MANILA, Philippines — SteelAsia Manufacturing Corp., which saw production of reinforcing steel bars hit a record by breaching the one million mark in the first half, is investing over P100 billion in the next five years for expansion.
In a statement issued over the weekend, SteelAsia said total production from six operating plants reached 1.023 million metric tons (MT) in the first semester, 11 percent higher than the 925,503 MT in the same period last year.
The firm attributed the record production as of end-June to strong demand from both the public and private sectors which are implementing infrastructure projects.
“We are fortunate to be able to ride on the current infrastructure boom.
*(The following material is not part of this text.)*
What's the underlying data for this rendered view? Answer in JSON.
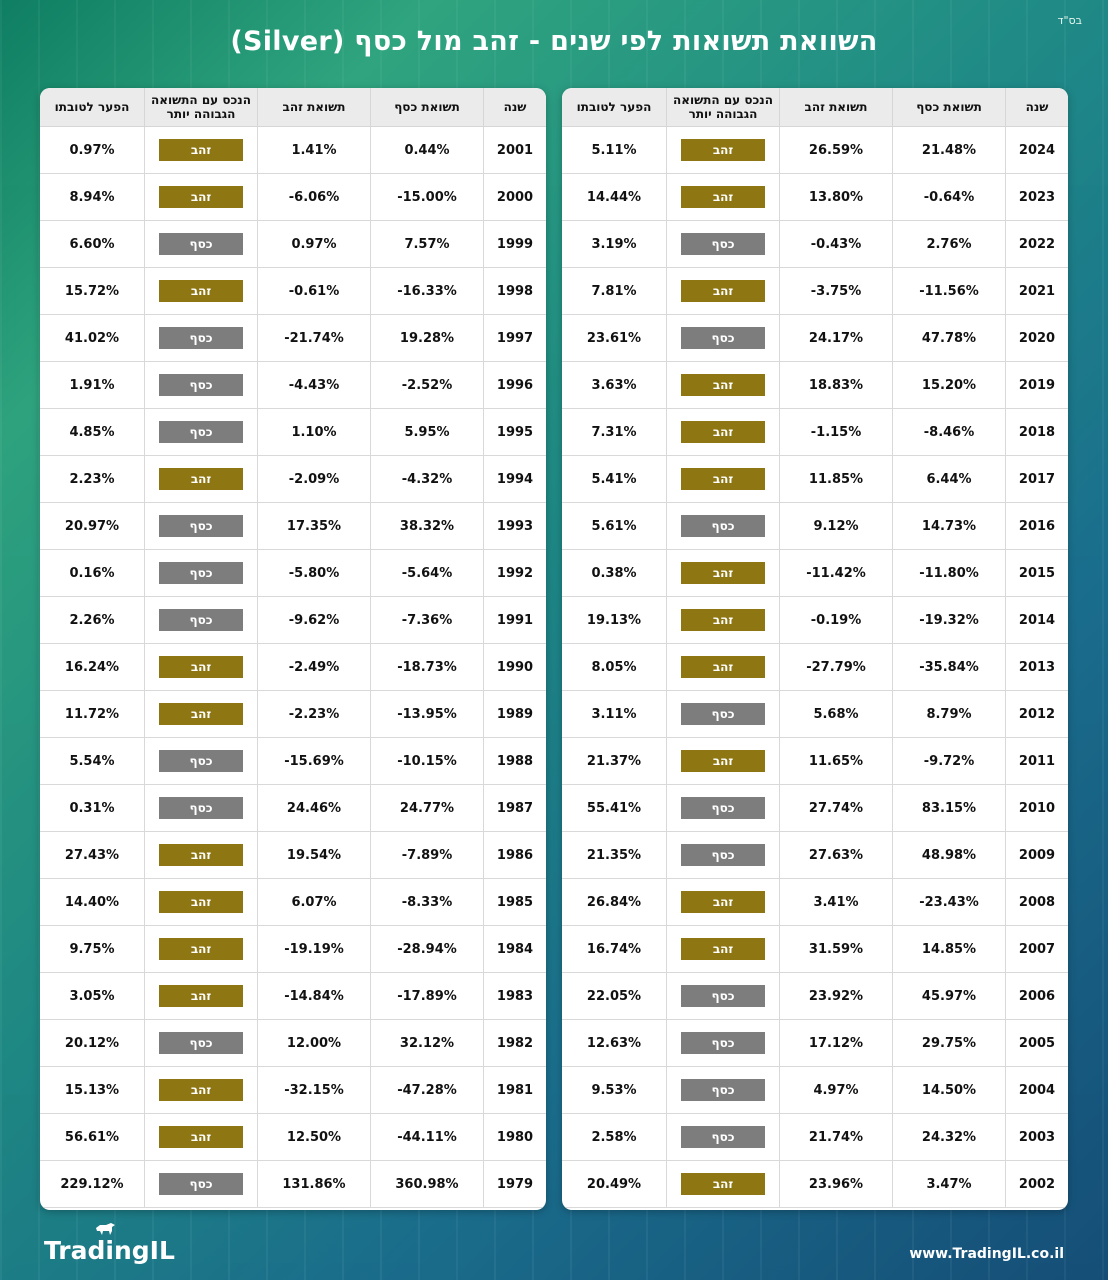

With sustained economic growth, we believe that SteelAsia, along with the whole steel industry, will also continue to grow and serve more customers,” SteelAsia chairman and chief executive officer Benjamin Yao said.
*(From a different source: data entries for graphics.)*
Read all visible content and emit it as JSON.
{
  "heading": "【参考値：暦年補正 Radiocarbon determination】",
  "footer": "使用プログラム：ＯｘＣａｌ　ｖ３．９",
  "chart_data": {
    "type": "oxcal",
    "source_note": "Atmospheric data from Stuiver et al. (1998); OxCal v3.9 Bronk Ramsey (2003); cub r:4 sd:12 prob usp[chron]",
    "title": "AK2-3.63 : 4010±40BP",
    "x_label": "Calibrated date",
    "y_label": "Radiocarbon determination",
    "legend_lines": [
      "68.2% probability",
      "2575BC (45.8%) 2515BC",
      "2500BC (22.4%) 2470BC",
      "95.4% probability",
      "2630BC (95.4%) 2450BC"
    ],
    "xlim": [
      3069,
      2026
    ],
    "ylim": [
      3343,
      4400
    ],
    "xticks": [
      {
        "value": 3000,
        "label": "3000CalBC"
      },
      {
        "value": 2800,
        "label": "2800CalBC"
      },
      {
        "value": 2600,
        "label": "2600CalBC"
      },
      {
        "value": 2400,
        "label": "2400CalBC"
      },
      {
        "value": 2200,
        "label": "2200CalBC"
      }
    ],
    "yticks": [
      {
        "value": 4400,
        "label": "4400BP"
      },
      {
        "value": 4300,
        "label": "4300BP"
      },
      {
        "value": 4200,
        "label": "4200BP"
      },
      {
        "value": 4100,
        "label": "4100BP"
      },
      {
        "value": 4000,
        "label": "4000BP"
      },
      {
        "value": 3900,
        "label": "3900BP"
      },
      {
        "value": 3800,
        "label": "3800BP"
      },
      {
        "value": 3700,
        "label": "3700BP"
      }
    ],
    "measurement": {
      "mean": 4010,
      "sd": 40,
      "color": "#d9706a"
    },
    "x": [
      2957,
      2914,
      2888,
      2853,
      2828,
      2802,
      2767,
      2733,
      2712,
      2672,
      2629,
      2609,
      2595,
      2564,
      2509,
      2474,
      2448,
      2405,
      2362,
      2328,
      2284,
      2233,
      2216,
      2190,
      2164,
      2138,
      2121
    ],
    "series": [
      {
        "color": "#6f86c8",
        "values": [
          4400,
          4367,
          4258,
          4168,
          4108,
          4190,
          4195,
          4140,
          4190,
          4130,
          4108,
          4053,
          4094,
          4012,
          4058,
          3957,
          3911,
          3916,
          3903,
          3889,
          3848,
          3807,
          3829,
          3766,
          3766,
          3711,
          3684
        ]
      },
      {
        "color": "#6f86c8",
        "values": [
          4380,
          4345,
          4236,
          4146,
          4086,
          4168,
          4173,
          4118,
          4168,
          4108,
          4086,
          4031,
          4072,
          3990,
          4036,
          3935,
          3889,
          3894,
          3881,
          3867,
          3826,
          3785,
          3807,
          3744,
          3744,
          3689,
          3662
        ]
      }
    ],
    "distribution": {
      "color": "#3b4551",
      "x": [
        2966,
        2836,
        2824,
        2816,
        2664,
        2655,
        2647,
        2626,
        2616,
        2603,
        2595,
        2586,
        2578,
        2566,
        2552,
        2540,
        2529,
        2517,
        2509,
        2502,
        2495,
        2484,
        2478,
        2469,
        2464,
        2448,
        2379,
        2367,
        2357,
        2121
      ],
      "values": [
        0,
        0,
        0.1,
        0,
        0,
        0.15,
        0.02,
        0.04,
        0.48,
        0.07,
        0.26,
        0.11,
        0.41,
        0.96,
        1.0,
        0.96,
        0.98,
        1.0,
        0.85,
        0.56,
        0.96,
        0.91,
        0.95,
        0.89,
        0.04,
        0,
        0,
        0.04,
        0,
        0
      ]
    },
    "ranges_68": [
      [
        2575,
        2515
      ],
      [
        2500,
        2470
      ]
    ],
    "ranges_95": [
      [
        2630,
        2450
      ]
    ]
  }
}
Of all of SteelAsia’s plants, the steel mill in Meycauayan had the biggest output with 271,329 MT in the first half.
The Meycauayan mill supplies rebars to Metro Manila and Central and Northern Luzon developments.
Davao Works came in second with 257,032 MT, followed by Calaca Works in Batangas with 255,147 MT output in the January to June period.
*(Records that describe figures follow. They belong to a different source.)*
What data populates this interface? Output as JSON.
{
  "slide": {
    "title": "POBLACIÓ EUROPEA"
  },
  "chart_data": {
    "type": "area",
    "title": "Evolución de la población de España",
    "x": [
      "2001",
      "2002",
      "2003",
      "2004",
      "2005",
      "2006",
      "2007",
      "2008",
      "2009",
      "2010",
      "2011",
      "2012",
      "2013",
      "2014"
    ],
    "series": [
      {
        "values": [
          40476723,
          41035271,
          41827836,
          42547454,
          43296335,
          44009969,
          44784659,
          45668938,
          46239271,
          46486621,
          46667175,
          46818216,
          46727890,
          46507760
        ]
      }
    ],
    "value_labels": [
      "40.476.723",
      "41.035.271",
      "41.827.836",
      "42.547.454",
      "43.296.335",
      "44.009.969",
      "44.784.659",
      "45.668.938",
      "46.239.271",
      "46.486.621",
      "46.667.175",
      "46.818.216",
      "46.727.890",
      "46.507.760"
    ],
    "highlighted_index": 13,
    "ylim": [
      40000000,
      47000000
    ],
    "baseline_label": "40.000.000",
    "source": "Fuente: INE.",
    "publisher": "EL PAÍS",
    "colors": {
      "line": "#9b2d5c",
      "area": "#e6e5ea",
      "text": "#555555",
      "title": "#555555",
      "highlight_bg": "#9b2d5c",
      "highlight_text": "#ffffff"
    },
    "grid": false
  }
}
The balance was accounted for by the second mill in Meycauayan, Bulacan, Cebu Works in Carcar which serves the Visayas region, and San Martin Villanueva, Misamis Oriental in Mindanao.
Amid strong demand, SteelAsia is spending over P100 billion in the next five years to more than double its capacity through more upstream facilities with the establishment of new integrated steelmaking plants using recycling technologies and expansion of its midstream and downstream products to include H beams, sheet piles, wire rods, steel plates, and reinforcing steel mesh that will enable the country to produce basic steel-based materials like pipes, tools, and machinery parts.
“These investments are focused on basic sectors to substitute imports and create linkages to support infrastructure development and downstream industries,” Yao said.
Last year, the country’s total steel imports reportedly reached $4 billion (around P212 billion).
To serve the growing demand for construction steel in the Visayas, Yao said SteelAsia is building a seventh plant in Compostela, Cebu.
He said the company also hopes to break ground for two more plants this year in Central and Southern Luzon.
“We are deliberately bringing our plants closer to our customers. That way, we can give our customers the best price and service with just-in-time delivery and at the same time, help create more jobs for our people in the countryside,” Yao said.
He said the investments are also expected to create savings, bring down the cost of steel and spur regional economic activities.